Conviver com uma doença rara é, antes de tudo, aprender a navegar em terras desconhecidas – uma travessia que, no Brasil, começa antes mesmo da confirmação do diagnóstico, que leva em média de 5 a 7 anos. Na minha família não foi diferente. Desde 2009, quando meu marido recebeu o diagnóstico de distrofia muscular de Becker, passamos a lidar não apenas com as limitações físicas da doença, mas também com a falta de informação e de cuidado adequado.
Com o tempo, entendi que nossa história se assemelha à de milhares de famílias brasileiras que convivem com a distrofia muscular de Duchenne (DMD). A mais comum e grave das distrofias, a DMD afeta cerca de 1 em cada 3.500 a 5.000 meninos nascidos vivos, manifestando-se logo na infância com uma degeneração muscular progressiva que pode levar à necessidade de cadeira de rodas, e até mesmo a complicações cardíacas e pulmonares. A causa é uma mutação no gene responsável pela produção da distrofina, proteína essencial para a integridade dos músculos.

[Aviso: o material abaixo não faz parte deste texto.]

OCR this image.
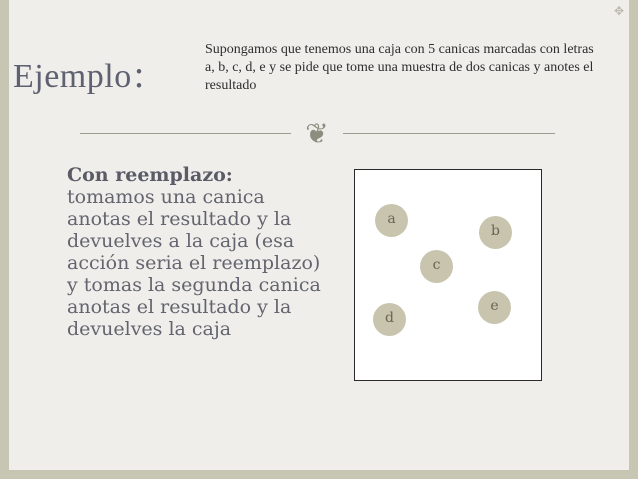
✥
Ejemplo:
Supongamos que tenemos una caja con 5 canicas marcadas con letras a, b, c, d, e y se pide que tome una muestra de dos canicas y anotes el resultado
❦
Con reemplazo:
tomamos una canica anotas el resultado y la devuelves a la caja (esa acción seria el reemplazo) y tomas la segunda canica anotas el resultado y la devuelves la caja
a
b
c
d
e
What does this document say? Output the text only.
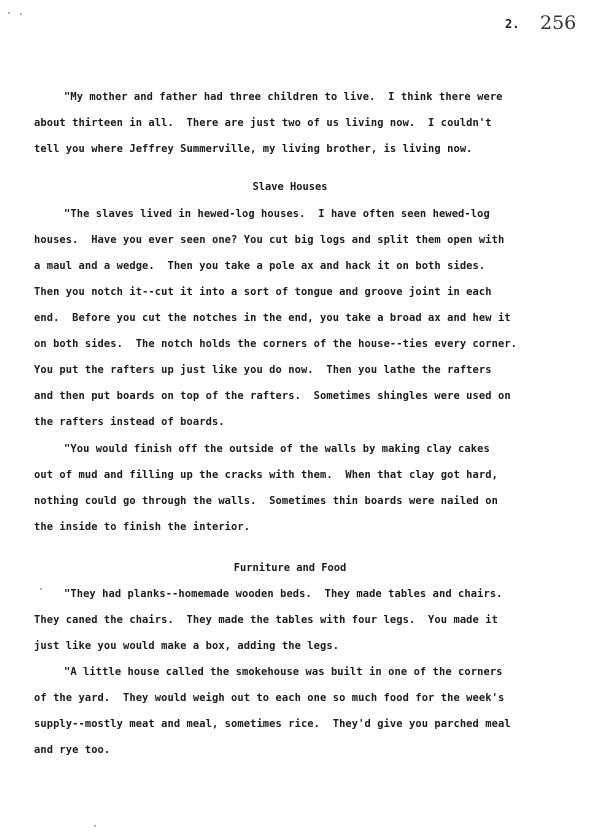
2. 256
"My mother and father had three children to live.  I think there were
about thirteen in all.  There are just two of us living now.  I couldn't
tell you where Jeffrey Summerville, my living brother, is living now.
Slave Houses
"The slaves lived in hewed-log houses.  I have often seen hewed-log
houses.  Have you ever seen one? You cut big logs and split them open with
a maul and a wedge.  Then you take a pole ax and hack it on both sides.
Then you notch it--cut it into a sort of tongue and groove joint in each
end.  Before you cut the notches in the end, you take a broad ax and hew it
on both sides.  The notch holds the corners of the house--ties every corner.
You put the rafters up just like you do now.  Then you lathe the rafters
and then put boards on top of the rafters.  Sometimes shingles were used on
the rafters instead of boards.
"You would finish off the outside of the walls by making clay cakes
out of mud and filling up the cracks with them.  When that clay got hard,
nothing could go through the walls.  Sometimes thin boards were nailed on
the inside to finish the interior.
Furniture and Food
"They had planks--homemade wooden beds.  They made tables and chairs.
They caned the chairs.  They made the tables with four legs.  You made it
just like you would make a box, adding the legs.
"A little house called the smokehouse was built in one of the corners
of the yard.  They would weigh out to each one so much food for the week's
supply--mostly meat and meal, sometimes rice.  They'd give you parched meal
and rye too.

No caso da DMD, graças aos avanços científicos e ao acompanhamento multiprofissional, a expectativa e qualidade de vida das pessoas com a doença têm aumentado. Pacientes que antes não chegavam à vida adulta hoje alcançam a terceira década de vida. Esse progresso mostra como a combinação entre ciência, cuidado especializado e acesso pode modificar o curso da doença
Nos últimos anos, a ciência tem aberto caminhos promissores para além dos cuidados já consolidados. Entre essas novas fronteiras está a terapia gênica, que desponta como um grande marco científico. De acordo com mapeamento feito este ano pela Universidade Federal do Rio Grande do Sul, o Brasil é o 12º país com mais estudos clínicos sobre terapia gênica no mundo e o primeiro entre países latino-americanos. Todavia, a abordagem é uma promessa que precisa ser analisada com cautela e que também possui limitações.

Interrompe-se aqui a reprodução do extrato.